A First Valentine: Lots of Love, Little One by Sandra Magsamen

You are a gift and a blessing in every way.

I love you more and more each and every day.

Describing the love parents feel for their young child is almost impossible, but Sandra Magsamen's, Lots of Love Little One (Sourcebooks/Jabberwocky, 2018), a rhyming Valentine to the youngest amongst us, is a sweetly charming way to try.

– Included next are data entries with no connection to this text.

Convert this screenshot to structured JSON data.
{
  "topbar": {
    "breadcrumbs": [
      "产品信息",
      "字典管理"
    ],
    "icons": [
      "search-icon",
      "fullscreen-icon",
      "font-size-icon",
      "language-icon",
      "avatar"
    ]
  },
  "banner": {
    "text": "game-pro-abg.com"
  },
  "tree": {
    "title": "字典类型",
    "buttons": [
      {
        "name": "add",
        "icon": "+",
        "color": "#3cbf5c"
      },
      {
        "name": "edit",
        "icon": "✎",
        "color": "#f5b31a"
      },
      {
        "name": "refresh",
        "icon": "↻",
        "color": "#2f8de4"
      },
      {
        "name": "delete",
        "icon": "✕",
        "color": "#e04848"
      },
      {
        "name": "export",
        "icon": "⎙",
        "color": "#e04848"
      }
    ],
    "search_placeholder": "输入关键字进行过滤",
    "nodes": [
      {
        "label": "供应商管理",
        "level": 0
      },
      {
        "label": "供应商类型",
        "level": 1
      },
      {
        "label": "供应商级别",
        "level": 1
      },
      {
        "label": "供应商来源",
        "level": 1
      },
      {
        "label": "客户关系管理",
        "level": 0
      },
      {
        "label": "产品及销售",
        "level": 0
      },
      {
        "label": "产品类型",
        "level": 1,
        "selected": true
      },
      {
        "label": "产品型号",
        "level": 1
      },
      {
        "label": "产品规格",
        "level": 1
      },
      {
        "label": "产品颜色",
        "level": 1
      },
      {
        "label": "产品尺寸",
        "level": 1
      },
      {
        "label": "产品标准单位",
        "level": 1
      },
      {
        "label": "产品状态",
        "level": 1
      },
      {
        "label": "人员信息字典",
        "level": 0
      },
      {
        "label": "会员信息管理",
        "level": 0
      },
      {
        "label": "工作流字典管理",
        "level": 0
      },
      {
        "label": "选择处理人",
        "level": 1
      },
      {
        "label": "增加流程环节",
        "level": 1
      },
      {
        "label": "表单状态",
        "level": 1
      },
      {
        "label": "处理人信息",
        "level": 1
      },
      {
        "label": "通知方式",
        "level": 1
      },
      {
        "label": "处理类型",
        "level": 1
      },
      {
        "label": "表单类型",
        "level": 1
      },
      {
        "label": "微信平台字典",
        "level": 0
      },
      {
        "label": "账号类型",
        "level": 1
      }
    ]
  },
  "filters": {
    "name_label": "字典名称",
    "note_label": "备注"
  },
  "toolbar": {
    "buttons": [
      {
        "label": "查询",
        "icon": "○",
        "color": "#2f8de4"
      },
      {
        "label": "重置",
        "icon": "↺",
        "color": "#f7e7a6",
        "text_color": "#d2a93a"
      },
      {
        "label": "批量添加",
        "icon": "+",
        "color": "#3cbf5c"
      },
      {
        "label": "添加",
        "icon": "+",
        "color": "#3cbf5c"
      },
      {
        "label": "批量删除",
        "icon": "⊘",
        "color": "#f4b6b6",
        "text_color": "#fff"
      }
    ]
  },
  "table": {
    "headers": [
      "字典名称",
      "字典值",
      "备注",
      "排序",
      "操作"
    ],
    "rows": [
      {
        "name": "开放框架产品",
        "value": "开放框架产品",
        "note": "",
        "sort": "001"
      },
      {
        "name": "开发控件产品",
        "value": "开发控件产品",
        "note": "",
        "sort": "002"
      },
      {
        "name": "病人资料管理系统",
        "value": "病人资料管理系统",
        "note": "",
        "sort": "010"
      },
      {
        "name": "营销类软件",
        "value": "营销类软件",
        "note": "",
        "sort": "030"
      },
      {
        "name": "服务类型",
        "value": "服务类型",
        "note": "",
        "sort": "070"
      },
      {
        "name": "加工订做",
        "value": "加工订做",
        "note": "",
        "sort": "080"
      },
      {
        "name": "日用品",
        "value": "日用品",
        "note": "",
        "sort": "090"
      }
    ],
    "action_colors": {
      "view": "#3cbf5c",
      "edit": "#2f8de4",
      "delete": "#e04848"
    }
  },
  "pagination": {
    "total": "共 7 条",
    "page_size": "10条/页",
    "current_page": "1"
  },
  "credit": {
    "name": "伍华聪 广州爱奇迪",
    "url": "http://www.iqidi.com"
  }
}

Counting the ways to describe "the depth and breadth" of a mother's or father's love takes author Magsamen into funny and fanciful comparisons--more than the twirls of all the world's dancers, more than all twinkles in the stars that shine, more than all the PB and J sandwiches ever made or strands of spaghetti served in Rome! Her illustrations, however, are simple, done in bright primary colors, of top-stitched nursery playthings, including a blue elephant mother and baby and a big red heart, making this just published little book a just-in-time gift for a first Valentine's Day.

And for older toddlers, share this one with Sam McBratney's classic story of Little Nutbrown Hare and Big Nutbrown Hare's best-selling can-you-top-this tale, Guess How Much I Love You, also available in a set of book and an adorable plush Little Hare toy, Guess How Much I Love You: Deluxe Book and Toy Gift Set.